Standing still makes you an easier target in this very competitive time. When you are struggling with decisions as a leader, you must keep some momentum so that you can react, move, and regroup before the train hits you. Forward progress is great, but not always possible. Making lateral moves can be just as strategic, and they can also be a function of keeping people moving and engaged in your business. Stagnation is a very dangerous place for any business to visit much less take up residence. I don’t advocate doing things blindly be as smart as you can but doing nothing will surely lead you nowhere.

3. Maximum Drink-ability

It just implies you’re going to get the absolute most out of this product. The Budweiser analogy is about taste but mine is about the delivery system (thanks, CBS Sports). Bottlenecks can stop the flow of progress, ideas, and solutions. Your path as a business owner may be littered with condescending opinions and competitive egos trying to get in your way. Nothing slows progress like grudges and attitude. A lot of our systems today in business and government are broken for those very reasons. An effective leader weeds out the progress-chokers. So if you’re stuck in the bottleneck, try gently jiggling first. If that doesn’t work try direct pressure on the blockage. If that doesn’t work, break the bottle before you die of thirst.

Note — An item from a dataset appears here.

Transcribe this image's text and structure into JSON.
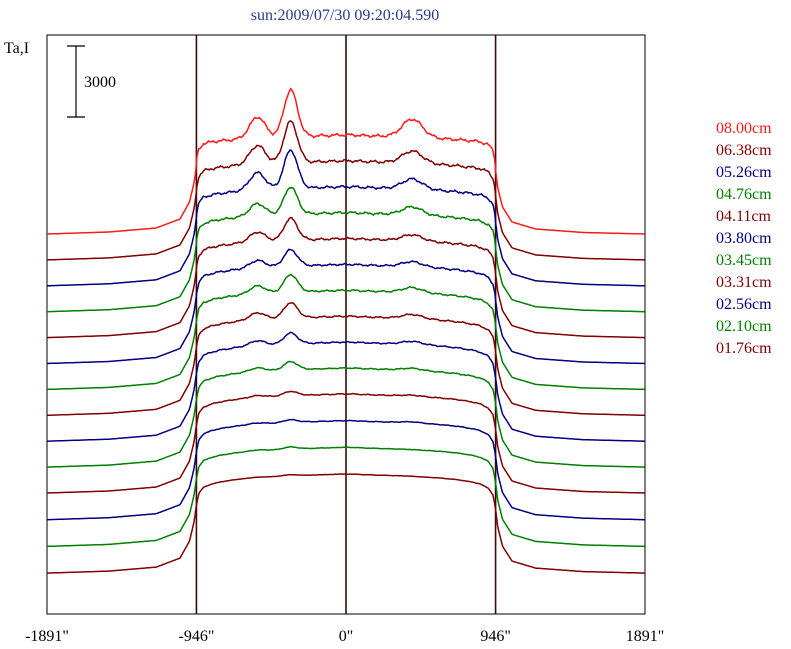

4. Take chances and call the shots

There are moments when an individual takes a chance on a great idea or becomes a footnote to someone else’s history. You can struggle for years to find your success like the Wright brothers or be an overnight success like an American idol (thanks Biography Channel). Leadership is a lot about living with risk: going against the grain and taking bold steps into a bloody red ocean of competition or swimming out alone to the open blue sea. One commonality of those who have achieved a lasting legacy is that they have done the things that most people are afraid to do. This type of courage sometimes comes from desperation, sometimes necessity, sometimes pure determination, but it always reveals a person of bold character at their core.

History is a rolling record of those who made the right choice and those who made the wrong choice. You have to take some chances, and be prepared for regrets. Start calling the shots, and soon, because our history passes us by every day.

5. Work harder than anybody else

My favorite show is “The West Wing” and in particular the 1999 season. I’ve watched it probably a dozen times in re-runs (thanks Bravo). I get a lot of enjoyment from Toby’s cynicism, Josh’s wit and Sam’s intelligence. All the characters share one theme: They work passionately at their jobs all the time. Without passion for what you do and a lot of hard work, leadership and or ownership will never come easy. If you are always willing to do more, always working toward a goal, then the hours you’ve invested will create opportunities for you. Then seize them, exploit them for good and keep working, because respect disappears quickly.